The El Niño Southern Oscillation (ENSO) is an ocean-atmosphere fluctuation of air pressure and sea surface temperature that occurs thousands of miles distant in the Pacific Ocean. The team have shown that large outbreaks of plague tend to coincide with the timing of ENSO events.
Analysing a unique 48-year dataset on the occurrence of human plague across the island, they found that for much of this period, ENSO cycled on a two to five year time scale, with a similar period being detected for plague outbreaks.
Professor Matthew Baylis, from the University's Institute of Infection and Global Health, said: "The work is a first step in using climate data to help predict human plague incidence in Madagascar.
"Plague, which is a highly virulent zoonotic disease present today in the Americas, Asia, and Africa, has caused several world-wide pandemics, the most infamous being the 'Black Death'."
Larger plague outbreaks were associated with increasing El Niño conditions. An association, although less strong than El Niño, was also found between the Indian Ocean Dipole or IOD – a local fluctuation in sea surface temperatures – and plague.
These ENSO and IOD associations appear to be mediated mostly by effects on Madagascar's temperature patterns, although larger plague outbreaks were also associated with rainy years.
Professor Baylis said: "The global burden of plague is now low, but in recent years the disease has increased in frequency in some parts of the world. Presently Africa accounts for more than nine-tenths, and Madagascar one-third, of all human plague cases reported worldwide.

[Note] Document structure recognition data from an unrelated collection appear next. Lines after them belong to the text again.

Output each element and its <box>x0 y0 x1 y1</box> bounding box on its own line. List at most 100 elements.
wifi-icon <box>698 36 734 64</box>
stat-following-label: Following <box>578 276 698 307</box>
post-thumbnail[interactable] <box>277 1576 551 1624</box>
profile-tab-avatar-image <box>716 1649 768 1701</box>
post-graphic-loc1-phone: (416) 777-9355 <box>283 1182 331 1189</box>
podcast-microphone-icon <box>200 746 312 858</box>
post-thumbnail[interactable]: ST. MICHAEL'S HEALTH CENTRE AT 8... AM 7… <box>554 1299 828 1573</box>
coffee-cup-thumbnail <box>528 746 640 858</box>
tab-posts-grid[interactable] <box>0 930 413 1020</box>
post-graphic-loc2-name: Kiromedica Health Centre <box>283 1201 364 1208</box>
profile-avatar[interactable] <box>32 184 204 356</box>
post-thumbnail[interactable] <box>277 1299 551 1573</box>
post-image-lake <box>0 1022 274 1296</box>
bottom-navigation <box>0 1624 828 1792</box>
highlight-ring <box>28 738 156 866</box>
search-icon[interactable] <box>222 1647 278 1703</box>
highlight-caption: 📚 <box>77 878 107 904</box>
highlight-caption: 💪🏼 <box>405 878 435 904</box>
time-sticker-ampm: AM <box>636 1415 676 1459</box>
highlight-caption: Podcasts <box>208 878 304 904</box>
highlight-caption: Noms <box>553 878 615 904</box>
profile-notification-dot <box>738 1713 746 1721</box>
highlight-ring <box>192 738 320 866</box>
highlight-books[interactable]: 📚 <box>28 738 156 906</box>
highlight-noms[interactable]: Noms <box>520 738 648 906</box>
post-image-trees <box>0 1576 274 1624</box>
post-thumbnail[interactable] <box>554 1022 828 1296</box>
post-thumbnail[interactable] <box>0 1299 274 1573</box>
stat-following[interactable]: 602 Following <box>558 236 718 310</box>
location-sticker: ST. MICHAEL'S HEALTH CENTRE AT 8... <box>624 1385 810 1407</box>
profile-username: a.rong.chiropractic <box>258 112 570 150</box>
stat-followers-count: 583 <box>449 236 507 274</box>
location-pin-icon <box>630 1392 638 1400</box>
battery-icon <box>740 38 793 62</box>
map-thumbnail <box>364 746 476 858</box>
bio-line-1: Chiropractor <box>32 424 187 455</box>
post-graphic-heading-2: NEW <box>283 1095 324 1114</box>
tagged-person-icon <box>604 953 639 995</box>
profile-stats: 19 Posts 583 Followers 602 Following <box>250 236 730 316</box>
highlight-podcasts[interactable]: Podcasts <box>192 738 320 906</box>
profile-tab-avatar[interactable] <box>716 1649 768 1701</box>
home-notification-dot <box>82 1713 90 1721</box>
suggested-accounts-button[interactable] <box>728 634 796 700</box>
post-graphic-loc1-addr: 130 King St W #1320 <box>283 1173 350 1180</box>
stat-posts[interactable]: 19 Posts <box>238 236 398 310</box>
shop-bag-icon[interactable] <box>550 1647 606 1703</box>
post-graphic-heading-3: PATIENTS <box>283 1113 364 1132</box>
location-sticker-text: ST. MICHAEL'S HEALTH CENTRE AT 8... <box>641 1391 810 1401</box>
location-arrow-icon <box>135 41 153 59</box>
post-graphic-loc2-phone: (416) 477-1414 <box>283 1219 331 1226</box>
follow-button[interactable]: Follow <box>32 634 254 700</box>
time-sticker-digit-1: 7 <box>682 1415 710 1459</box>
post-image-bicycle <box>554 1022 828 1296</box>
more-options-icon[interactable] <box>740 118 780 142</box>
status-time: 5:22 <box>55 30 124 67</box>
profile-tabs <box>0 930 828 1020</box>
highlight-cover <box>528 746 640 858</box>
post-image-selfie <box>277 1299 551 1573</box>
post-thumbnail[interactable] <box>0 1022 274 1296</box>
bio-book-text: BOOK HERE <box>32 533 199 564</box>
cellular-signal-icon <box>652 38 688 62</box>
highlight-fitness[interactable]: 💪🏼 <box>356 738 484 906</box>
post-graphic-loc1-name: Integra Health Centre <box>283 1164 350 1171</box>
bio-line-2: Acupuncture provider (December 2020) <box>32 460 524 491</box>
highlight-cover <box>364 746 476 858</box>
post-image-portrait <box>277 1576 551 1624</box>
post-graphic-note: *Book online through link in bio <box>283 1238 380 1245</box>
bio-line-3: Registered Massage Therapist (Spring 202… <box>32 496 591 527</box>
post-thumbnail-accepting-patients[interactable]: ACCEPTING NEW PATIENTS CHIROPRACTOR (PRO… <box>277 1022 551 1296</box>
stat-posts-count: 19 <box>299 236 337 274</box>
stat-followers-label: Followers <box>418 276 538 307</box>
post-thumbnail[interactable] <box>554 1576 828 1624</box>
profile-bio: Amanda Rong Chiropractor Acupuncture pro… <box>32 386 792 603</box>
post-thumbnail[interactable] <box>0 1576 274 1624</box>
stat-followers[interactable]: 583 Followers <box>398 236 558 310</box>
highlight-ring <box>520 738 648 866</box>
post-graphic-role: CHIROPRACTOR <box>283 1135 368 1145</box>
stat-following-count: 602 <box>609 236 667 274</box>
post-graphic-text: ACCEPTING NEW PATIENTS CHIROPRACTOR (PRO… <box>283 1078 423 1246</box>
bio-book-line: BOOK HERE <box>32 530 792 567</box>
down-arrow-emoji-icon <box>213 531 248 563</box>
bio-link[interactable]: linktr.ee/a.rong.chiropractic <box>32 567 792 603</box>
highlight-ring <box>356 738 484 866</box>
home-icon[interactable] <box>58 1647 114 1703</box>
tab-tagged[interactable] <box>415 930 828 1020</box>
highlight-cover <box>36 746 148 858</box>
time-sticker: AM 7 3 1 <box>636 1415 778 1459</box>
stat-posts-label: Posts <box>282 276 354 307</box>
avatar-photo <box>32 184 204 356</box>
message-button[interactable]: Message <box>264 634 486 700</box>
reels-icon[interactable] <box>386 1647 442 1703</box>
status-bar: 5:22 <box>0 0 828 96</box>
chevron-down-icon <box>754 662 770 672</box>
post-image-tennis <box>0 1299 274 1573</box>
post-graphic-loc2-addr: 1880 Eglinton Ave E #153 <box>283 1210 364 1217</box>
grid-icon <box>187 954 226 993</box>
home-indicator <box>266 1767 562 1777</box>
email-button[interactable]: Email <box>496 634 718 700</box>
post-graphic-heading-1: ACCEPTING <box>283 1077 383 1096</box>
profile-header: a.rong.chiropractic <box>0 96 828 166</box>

"If we can predict when it is going to happen, health and environmental authorities can prepare more effectively to prevent the spread of infection."
The study also highlighted that major ENSO and IOD events, occurring every few years in an irregular pattern, tended to alter the temperature and rainfall of Madagascar. This can have significant effects on the populations of rodents that carry plague on the island, as well as the fleas that spread the infection.